The battle for Aleppo has become the focus both for President Bashar al-Assad, backed by Shi'ite militias from Iraq and Lebanon, Iran's Revolutionary Guards, and Russian air power, and for the Sunni rebels seeking to overthrow him.
In early August the rebel advance into southern Aleppo gave them control over the residential district of Ramousah, a complex of military colleges immediately to its west and the 1070 Apartment Blocks district west of that.
It opened a corridor into the rebel-held parts of Aleppo that are home to at least 250,000 people and had been under siege for weeks, while forcing the government to access its own areas in the city by a longer, more precarious route.

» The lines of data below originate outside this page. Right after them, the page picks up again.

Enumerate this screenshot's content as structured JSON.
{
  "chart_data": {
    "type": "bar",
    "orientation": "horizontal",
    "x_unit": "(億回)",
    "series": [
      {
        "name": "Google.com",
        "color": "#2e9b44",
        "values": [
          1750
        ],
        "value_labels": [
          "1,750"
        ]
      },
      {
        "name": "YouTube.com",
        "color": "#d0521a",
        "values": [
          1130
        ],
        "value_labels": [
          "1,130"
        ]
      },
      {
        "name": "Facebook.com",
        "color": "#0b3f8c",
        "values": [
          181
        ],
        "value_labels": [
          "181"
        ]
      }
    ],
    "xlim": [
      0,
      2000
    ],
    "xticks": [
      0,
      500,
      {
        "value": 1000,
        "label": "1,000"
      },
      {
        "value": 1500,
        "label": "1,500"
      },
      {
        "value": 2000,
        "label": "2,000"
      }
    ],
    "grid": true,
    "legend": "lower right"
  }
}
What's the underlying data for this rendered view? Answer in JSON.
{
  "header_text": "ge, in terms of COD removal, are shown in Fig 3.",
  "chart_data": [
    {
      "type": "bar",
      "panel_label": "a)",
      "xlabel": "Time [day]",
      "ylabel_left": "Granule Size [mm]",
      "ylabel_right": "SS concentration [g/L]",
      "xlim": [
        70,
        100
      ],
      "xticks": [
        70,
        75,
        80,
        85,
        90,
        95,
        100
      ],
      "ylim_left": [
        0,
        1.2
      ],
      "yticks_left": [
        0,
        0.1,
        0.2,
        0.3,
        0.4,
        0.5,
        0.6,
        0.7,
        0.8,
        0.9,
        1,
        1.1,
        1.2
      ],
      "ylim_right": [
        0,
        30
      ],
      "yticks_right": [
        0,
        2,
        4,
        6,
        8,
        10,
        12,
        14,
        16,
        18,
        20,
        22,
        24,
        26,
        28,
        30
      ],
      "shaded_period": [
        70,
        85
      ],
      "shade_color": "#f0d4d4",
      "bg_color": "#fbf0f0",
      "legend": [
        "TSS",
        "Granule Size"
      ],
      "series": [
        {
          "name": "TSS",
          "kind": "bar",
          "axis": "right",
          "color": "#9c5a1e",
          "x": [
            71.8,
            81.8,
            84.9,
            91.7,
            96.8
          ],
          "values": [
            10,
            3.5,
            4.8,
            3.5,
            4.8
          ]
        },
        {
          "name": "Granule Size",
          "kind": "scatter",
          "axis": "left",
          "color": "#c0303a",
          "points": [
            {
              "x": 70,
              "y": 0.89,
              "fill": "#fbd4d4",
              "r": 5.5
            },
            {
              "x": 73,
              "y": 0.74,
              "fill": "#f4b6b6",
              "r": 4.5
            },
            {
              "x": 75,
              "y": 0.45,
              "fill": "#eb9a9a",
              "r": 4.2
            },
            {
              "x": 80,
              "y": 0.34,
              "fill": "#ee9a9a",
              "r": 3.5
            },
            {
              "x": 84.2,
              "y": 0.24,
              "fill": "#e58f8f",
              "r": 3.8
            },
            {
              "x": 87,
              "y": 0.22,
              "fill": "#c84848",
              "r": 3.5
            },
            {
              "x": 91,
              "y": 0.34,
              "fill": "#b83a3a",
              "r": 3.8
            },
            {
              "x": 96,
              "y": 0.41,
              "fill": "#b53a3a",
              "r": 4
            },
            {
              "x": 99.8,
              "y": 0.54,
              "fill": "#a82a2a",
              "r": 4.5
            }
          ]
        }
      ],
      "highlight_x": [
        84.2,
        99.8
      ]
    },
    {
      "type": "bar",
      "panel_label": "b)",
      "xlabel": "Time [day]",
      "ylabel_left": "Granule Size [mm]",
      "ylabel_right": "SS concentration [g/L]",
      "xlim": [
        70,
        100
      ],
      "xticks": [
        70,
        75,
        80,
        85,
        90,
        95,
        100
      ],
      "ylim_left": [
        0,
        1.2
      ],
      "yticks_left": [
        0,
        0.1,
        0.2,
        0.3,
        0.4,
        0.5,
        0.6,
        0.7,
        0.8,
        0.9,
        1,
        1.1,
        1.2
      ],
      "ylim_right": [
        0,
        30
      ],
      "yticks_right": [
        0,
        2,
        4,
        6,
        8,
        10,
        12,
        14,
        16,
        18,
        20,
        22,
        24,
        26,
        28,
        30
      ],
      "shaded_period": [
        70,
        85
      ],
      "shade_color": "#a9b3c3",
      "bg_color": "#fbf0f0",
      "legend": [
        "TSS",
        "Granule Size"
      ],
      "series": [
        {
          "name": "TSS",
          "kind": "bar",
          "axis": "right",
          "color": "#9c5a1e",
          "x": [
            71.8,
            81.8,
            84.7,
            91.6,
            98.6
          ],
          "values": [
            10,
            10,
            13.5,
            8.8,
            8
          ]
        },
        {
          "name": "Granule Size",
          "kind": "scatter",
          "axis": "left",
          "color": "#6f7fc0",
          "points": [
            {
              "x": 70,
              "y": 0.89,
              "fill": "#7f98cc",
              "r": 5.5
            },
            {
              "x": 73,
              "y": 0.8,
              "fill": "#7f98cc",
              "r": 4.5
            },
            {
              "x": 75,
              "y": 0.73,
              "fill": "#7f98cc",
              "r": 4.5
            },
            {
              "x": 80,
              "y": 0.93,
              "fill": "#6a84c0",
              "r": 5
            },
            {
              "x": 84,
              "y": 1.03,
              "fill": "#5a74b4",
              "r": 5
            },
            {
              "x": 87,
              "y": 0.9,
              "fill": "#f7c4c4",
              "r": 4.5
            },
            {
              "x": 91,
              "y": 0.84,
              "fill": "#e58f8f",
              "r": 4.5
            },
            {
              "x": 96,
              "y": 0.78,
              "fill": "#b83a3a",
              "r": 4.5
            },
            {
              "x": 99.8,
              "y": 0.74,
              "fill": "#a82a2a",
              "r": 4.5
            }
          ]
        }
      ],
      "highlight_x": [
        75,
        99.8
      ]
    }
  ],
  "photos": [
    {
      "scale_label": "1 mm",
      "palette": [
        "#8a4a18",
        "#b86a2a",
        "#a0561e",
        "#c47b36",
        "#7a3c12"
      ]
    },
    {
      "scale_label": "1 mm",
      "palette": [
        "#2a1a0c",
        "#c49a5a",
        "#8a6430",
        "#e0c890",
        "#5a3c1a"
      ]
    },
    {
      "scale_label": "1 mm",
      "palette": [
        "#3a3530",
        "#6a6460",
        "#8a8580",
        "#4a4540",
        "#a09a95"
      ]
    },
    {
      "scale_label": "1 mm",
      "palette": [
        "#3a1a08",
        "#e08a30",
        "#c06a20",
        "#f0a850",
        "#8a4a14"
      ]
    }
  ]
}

That rebel advance was accomplished by a push from the insurgent stronghold of Idlib, 50km (30 miles) to the southwest by both mainstream and hardline Islamist groups including one that only recently broke its formal allegiance to al Qaeda.
However, on Thursday the army and its allies "managed to restore control over all of Ramousah district", the Syrian Observatory for Human Rights, a Britain-based monitor of the war that has a network of contacts across the country, reported.
"Units of our armed forces in cooperation with allied forces control the gas works, the tannery, the slaughterhouse, the post office and the military checkpoint area of Ramousah in Aleppo," a Syrian military source had said earlier.
Parts of the 1070 district and a school remain in rebel hands, the Observatory said.
The government campaign to retake Ramousah and its surroundings, backed by intense aerial bombardment, also included a push on parts of the countryside to its immediate southwest, where the army and its allies took a strategic hilltop last week.
On Wednesday, an Iraqi Shi'ite militia, the Harakat al-Nujaba, said it had sent an extra 1,000 fighters to southern Aleppo to reinforce positions the army and its allies had taken.
On Thursday, state media reported jets had attacked rebel positions and movements around the village of Khan Touman, 7 km (4 miles) southwest of Ramousah, which the insurgents seized in May creating a launchpad to break the siege.
Syria's five-year war has killed hundreds of thousands and displaced 11 million, half of Syria's pre-war population, while drawing in world and regional powers, inspiring jihadist attacks across the world and sparking an international refugee crisis.